Even as one of the lucky ones who got to leave by plane, our journey was not easy. We first flew to a refugee camp in the  Philippines as part of the resettlement process. We were there almost a year to complete health screenings, await bureaucratic  processing, and to take Work, Cultural and Language orientation classes . My mother was five months pregnant when we arrived in the camp and nearly lost her life giving birth to my sister.  Health services are limited in the camps; my dad was responsible for cleaning up the room after my mom delivered my sister.  Again, we were the lucky ones- we gained refuge to the US, the whole family intact.

I have been in tears since I read the story of a Syrian family of two parents and four children who have been in a refugee camp since 2014 and were scheduled to fly to American today, but now no longer able to. I wept for the Iraqi family with three children who resigned from the work, sold their belongings, and took their children from school to resettle to the US only to get barred from boarding their connecting flight.

I spent some time in the airport welcome area reflecting on these families’ stories and weeping for them. I imagined their families awaiting in their respective airports to welcome them to American only to learn that they were not able to complete their journeys through no fault of their own. These families are no different than my own family, who had to make difficult choices and take on an arduous journey so that their children have a better future.

Even after arriving to the US, the road ahead is not easy. I took my own journey at the age of 4 when the innocence of childhood shielded me from the many struggles my parents had to overcome. When we first arrived our family of 4 shared a bedroom in my aunt’s house; by working two jobs my dad elevated us from there to a two bedroom apartment to the house we have today. Along the way both my parents continually emphasized to us the importance of education and the opportunity afforded to us because we now lived in America.

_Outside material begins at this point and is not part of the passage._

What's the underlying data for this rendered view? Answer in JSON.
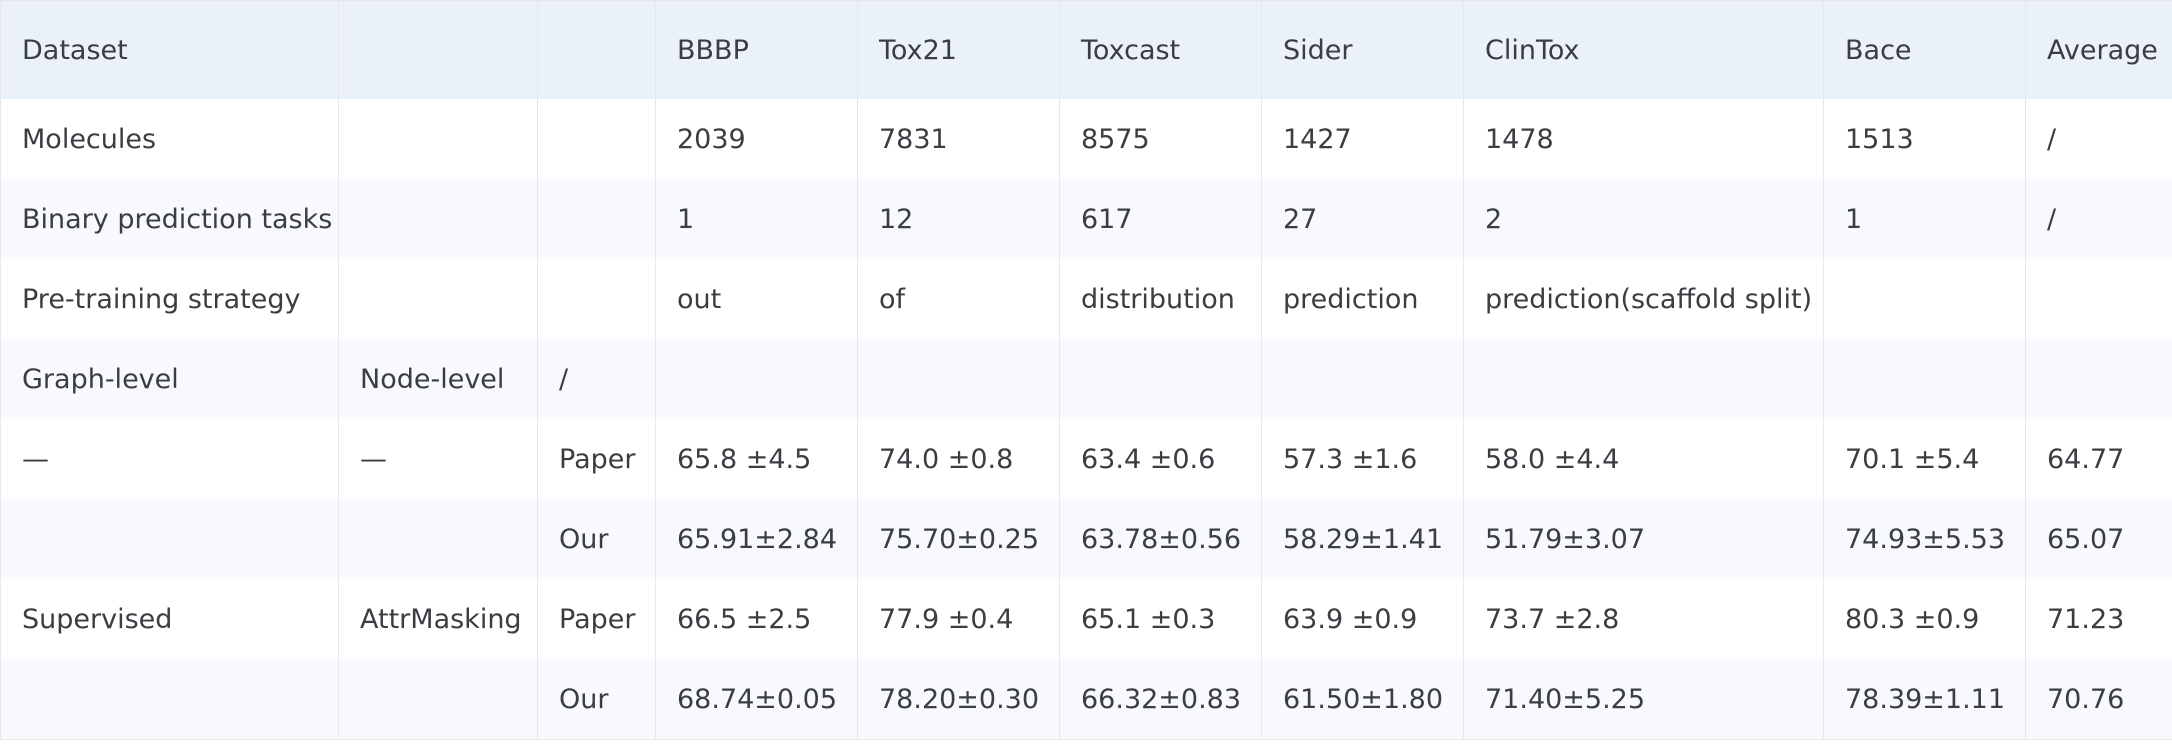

I recently mentored a refugee family of a mom and three daughters from Myanmar during their first six months acclimating to the US.  From them, I got a glimpse back into time.  It takes strength, humility, and perseverance to build a new life in a new country. There are the larger tasks of learning a new language, finding a job and learning the cultural norms of your new country.  There is also the smaller but no less important tasks like: How do I get around my new city? Where do I buy groceries?  How do I build a life here when I miss those who I left behind?

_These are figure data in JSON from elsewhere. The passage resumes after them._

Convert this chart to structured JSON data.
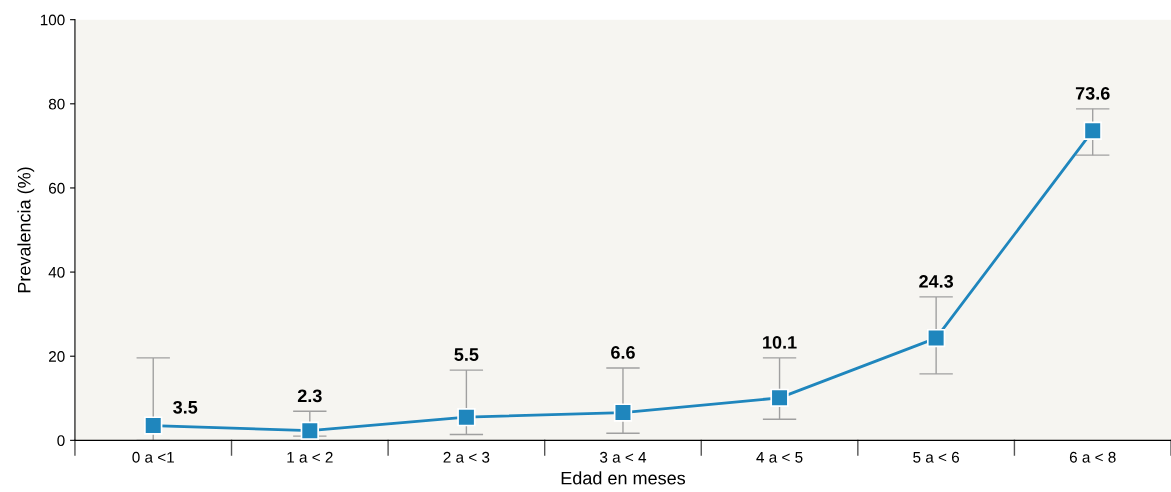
{
  "chart_data": {
    "type": "line",
    "xlabel": "Edad en meses",
    "ylabel": "Prevalencia (%)",
    "categories": [
      "0 a <1",
      "1 a < 2",
      "2 a < 3",
      "3 a < 4",
      "4 a < 5",
      "5 a < 6",
      "6 a < 8"
    ],
    "values": [
      3.5,
      2.3,
      5.5,
      6.6,
      10.1,
      24.3,
      73.6
    ],
    "errors": [
      [
        0,
        19.6
      ],
      [
        1,
        6.9
      ],
      [
        1.4,
        16.7
      ],
      [
        1.7,
        17.2
      ],
      [
        5,
        19.6
      ],
      [
        15.8,
        34.1
      ],
      [
        67.8,
        78.8
      ]
    ],
    "color": "#1f86bd",
    "marker": "square",
    "line_style": "solid",
    "data_labels": true,
    "grid": false,
    "ylim": [
      0,
      100
    ],
    "yticks": [
      0,
      20,
      40,
      60,
      80,
      100
    ]
  }
}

I reflect back on how my parents overcame each of these obstacles so that I have the life and opportunities that I have today. It is because of them that I believe anything is achievable, including our ability as a country to overcome the discriminatory and divisive legislation put forth by our current administration.   I still believe in the American Dream. It was this dream that allowed me to come here at the age of five and through the public education system, I reached and achieved and developed my deep patriotism for this country.  My heart weeps for the families whose American Dreams  have been delayed. My hope in sharing my story is help put a face to the myriad of American Immigrant Stories which make up the fabric of our country.

On the far left, Quan in red shorts with her dad, mom, and aunt at the  Philippine Refugee Processing Center in Bataan
Quan holding her sister Phil shortly after her birth. The family of four shared a bed in the refugee camp.

Quan currently resides in Colorado and is an international marketer at an American medical device company.